Expert: Narendra - 5/27/2004

Question
The following code after printing the output correctly gives segmentation fault. I do not why ?

# include<stdio.h>
# include<stdlib.h>
# define N 5

main()
{
 char **p;
 int i;

 for (i=0;i<N;i++){
   p[i] = " This is a message ";
  }

for (i=0;i<N;i++){
   printf("%s\n", p[i]);
  }

}


Answer
p is a pointer and you need to allocate memory to it before using. If you don't allocate memory to it, it will be pointing to some garbage. It is just like having an int variable i. Now, what is the value of this i? It can be anything, since you haven't initialized or put any value to it. The value residing in an uninitialized variable is called garbage.
Same is the case with pointer variables. They are supposed to hold a valid address. But, when you declare (or define) it, it will not contain a valid address (garbage). So, it has to be initialized to point to a valid address. This can be done in two ways. One by taking the address of another variable (which will always be valid) and using that to initialize.
Second, is to use malloc() to allocate memory, which returns a valid address.

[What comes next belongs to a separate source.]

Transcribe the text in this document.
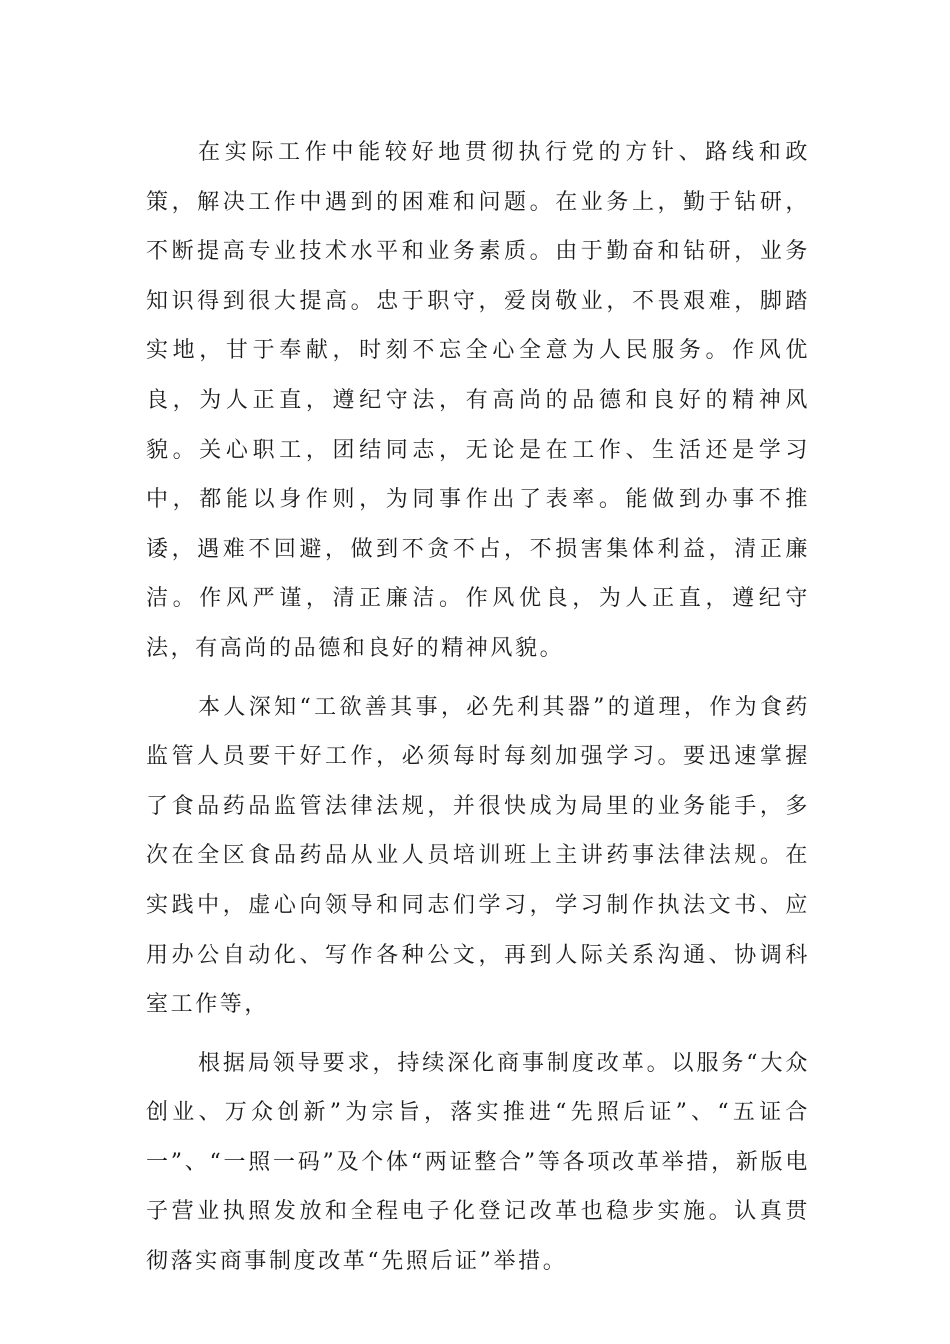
在实际工作中能较好地贯彻执行党的方针、路线和政策，解决工作中遇到的困难和问题。在业务上，勤于钻研，不断提高专业技术水平和业务素质。由于勤奋和钻研，业务知识得到很大提高。忠于职守，爱岗敬业，不畏艰难，脚踏实地，甘于奉献，时刻不忘全心全意为人民服务。作风优良，为人正直，遵纪守法，有高尚的品德和良好的精神风貌。关心职工，团结同志，无论是在工作、生活还是学习中，都能以身作则，为同事作出了表率。能做到办事不推诿，遇难不回避，做到不贪不占，不损害集体利益，清正廉洁。作风严谨，清正廉洁。作风优良，为人正直，遵纪守法，有高尚的品德和良好的精神风貌。

本人深知“工欲善其事，必先利其器”的道理，作为食药监管人员要干好工作，必须每时每刻加强学习。要迅速掌握了食品药品监管法律法规，并很快成为局里的业务能手，多次在全区食品药品从业人员培训班上主讲药事法律法规。在实践中，虚心向领导和同志们学习，学习制作执法文书、应用办公自动化、写作各种公文，再到人际关系沟通、协调科室工作等，

根据局领导要求，持续深化商事制度改革。以服务“大众创业、万众创新”为宗旨，落实推进“先照后证”、“五证合一”、“一照一码”及个体“两证整合”等各项改革举措，新版电子营业执照发放和全程电子化登记改革也稳步实施。认真贯彻落实商事制度改革“先照后证”举措。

Here below, I have rewritten your code, so that it will not crash:
# include<stdio.h>
# include<stdlib.h>
# define N 5

main()
{
char arr[5][100];
char **p = (char **)&(arr[0]);
int i;

for (i=0;i<N;i++){
  p[i] = " This is a message ";
}

for (i=0;i<N;i++){
  printf("%s\n", p[i]);
}

}

I have used the method one (using address of another variable) which I explained before to get valid address.
You can try out with the 2nd method.

Hope this helps......

-ssnkumar